As so many organizations transition to cloud-based systems, it’s increasingly common for organizations to experience outages. Typically, cloud services rely on centralized management and data centers. When these centers encounter issues, it can affect all users across the infrastructure. Unfortunately, this is a common cause of cloud outages.
For instance, if there's a power failure in these data centers, it could potentially impact millions of people, but it’s not just power outages causing cloud services to go offline. It can also be the result of natural disasters, political issues, wars, and terrorism.

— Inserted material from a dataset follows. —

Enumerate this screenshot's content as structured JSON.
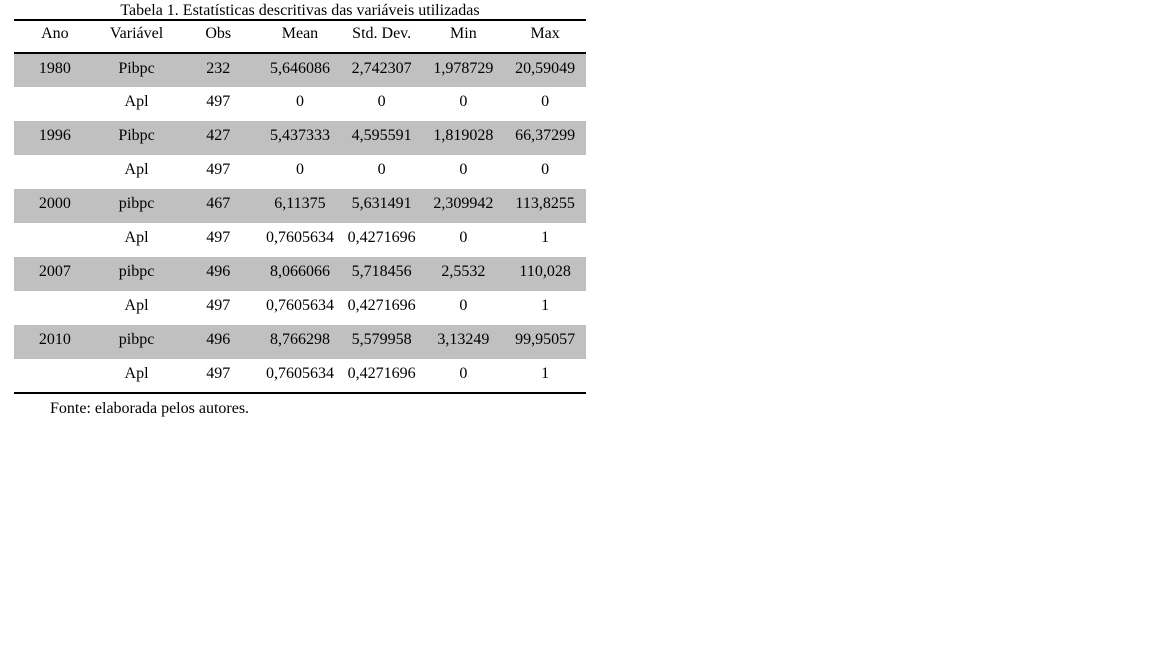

In April 2023, Google's Cloud service experienced a power outage caused by a fire, which was exacerbated by water damage. This disruption affected several regions globally, such as Western Europe, Japan, India, Indonesia, and South Carolina in the United States. That was the second significant incident in 2023, with Microsoft Azure experiencing an outage in January, which prevented millions of users from accessing Outlook and Teams. As outages become more common, it's crucial to recognize that your vendor may encounter one at some point.
These outages are more than just inconvenient. They also pose significant risks to your organization, including:
- Reputation – Your reputation is at stake if you remain down for an extended period of time as it can lead to growing frustration among your customers.
- Finance – Outages cost money. The downtime of your business not only affects your employees' productivity, but also leads to a decline in revenue the longer it stays offline.
- Compliance – Due to their regulations regarding business continuity and disaster recovery, it’s possible for the U.S. Securities and Exchange Commission (SEC) to impose a penalty if a system experiences prolonged downtime. And it’s worth noting that the Financial Industry Regulatory Authority (FINRA) has also levied fines in the past due to system-wide outages.
Evaluate a Vendor’s Business Continuity and Disaster Recovery Plans
To help prevent outages, it's a good practice to review a vendor's business continuity (BC) and disaster recovery (DR) plans and ensure your vendors have conducted testing that validates the plan. It’s not good enough to review the plan just once. Business continuity plans and testing results should be reviewed and analyzed at least once a year for high-risk and critical vendors. This approach helps to identify any areas for improvement and minimize the impact of any incidents.
Of course, your organization needs its own plan. Still, it’s important to ensure that your vendors' BC/DR plans are at the same level or better than your organization’s business continuity plan, especially if you work closely with multiple vendors.
What to Ask Your Vendor After an Outage
Even if the vendor has solid BC/DR plans, they can still experience an outage, potentially affecting your organization or its customers.
If this occurs, it’s important that you ask your vendor these questions:
- What was the problem that caused the outage?
- Is this the first time experiencing this problem?
- When do you expect service to resume? Validate that against your stated recovery time objectives (RTOs) and service level agreements (SLAs) that are outlined in the contract.
- What happened to our data during the outage?
- Did your business continuity plan work as expected? If not, where did it fail?
- How do you plan to fix any issues that arose during the outage?
As businesses rely more on cloud services, it's crucial to have a strong digital infrastructure that can handle potential downtime. To achieve this, it's important to review your vendors' BC/DR plans and testing results and make sure they align with your organization's RTOs and contractual SLAs.
However, when the inevitable outage happens, it’s important to ask your vendors questions and hold them accountable for preventable failures. It’s equally vital to treat an outage as a learning opportunity to discover what can be done in the future to limit disruption to your business.